Putting It Together: The Interview Worksheet
System: ____________________
USERS
DAU: ______
Peak concurrent: ______ (typically 10-20% of DAU)
READS
Actions/user/day: ______
Average QPS: DAU × actions / 86,400 = ______
Peak QPS: avg × ____ = ______
WRITES
Actions/user/day: ______
Average QPS: DAU × actions / 86,400 = ______
Peak QPS: avg × ____ = ______
STORAGE
Size per record: ______ bytes
Records per day: ______
Daily storage growth: ______ GB/day
5-year total: ______ TB
BANDWIDTH
Avg read bandwidth: QPS × response_size = ______ MB/s
Avg write bandwidth: QPS × request_size = ______ MB/s
INFRASTRUCTURE IMPLICATIONS
- Single DB or sharded?
- Cache needed? (if read QPS > 10K)
- CDN needed? (if serving media)
- Object storage needed? (if media > 1 TB)Don’t over-precision your estimates.

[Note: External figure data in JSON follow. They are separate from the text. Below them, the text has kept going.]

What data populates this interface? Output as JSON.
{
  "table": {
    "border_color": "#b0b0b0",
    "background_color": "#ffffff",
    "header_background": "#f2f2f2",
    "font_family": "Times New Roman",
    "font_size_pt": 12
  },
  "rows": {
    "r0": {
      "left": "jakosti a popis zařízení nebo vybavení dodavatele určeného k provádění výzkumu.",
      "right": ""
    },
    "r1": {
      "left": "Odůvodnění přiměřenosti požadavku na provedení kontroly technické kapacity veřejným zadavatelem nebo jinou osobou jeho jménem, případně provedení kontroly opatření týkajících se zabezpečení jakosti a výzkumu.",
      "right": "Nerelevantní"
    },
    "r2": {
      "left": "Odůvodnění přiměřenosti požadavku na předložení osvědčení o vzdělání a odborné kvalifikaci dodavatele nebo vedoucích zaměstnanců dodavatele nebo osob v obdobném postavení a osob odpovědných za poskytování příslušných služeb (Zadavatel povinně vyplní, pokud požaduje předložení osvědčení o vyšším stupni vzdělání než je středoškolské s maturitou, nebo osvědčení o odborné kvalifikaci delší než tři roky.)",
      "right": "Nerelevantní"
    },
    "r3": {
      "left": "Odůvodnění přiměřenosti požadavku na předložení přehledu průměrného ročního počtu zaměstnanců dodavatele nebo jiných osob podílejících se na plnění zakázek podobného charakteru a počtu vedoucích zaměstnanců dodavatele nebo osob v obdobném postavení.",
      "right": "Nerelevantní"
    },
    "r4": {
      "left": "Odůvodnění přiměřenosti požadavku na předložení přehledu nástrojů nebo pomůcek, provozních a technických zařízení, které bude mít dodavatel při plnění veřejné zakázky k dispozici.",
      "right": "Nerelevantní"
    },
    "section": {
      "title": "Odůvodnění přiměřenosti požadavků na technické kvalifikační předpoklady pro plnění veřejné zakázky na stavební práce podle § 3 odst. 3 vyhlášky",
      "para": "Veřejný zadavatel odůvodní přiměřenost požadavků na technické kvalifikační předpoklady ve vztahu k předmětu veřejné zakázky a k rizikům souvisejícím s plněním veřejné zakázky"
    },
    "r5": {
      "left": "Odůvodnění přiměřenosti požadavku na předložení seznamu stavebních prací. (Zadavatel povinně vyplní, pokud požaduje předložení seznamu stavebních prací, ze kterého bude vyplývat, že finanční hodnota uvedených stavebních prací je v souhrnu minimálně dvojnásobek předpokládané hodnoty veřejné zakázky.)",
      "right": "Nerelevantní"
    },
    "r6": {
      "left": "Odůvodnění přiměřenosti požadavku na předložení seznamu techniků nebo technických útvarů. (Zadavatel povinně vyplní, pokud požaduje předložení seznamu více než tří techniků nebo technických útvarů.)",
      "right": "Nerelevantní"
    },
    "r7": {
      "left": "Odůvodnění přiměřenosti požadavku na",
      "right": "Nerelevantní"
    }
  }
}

The point is order-of-magnitude correctness, not exact numbers. “~350K read QPS” is useful — it tells you a single PostgreSQL instance won’t cut it and you need caching. “347,222.22 read QPS” is false precision and wastes time. Round aggressively and focus on the architectural implications.
Interview tip: Start every system design with a 2-minute capacity estimate: “300M DAU, 100 reads per user per day gives us ~350K read QPS, peaking at ~1M. Each tweet is ~1 KB, so 150M tweets/day is 150 GB of new text data per day. With 10% having images at 500 KB each, that’s 7.5 TB/day in media. This tells me we need a distributed cache for reads, object storage for media behind a CDN, and the text data fits in a sharded database.” This frames every subsequent design decision.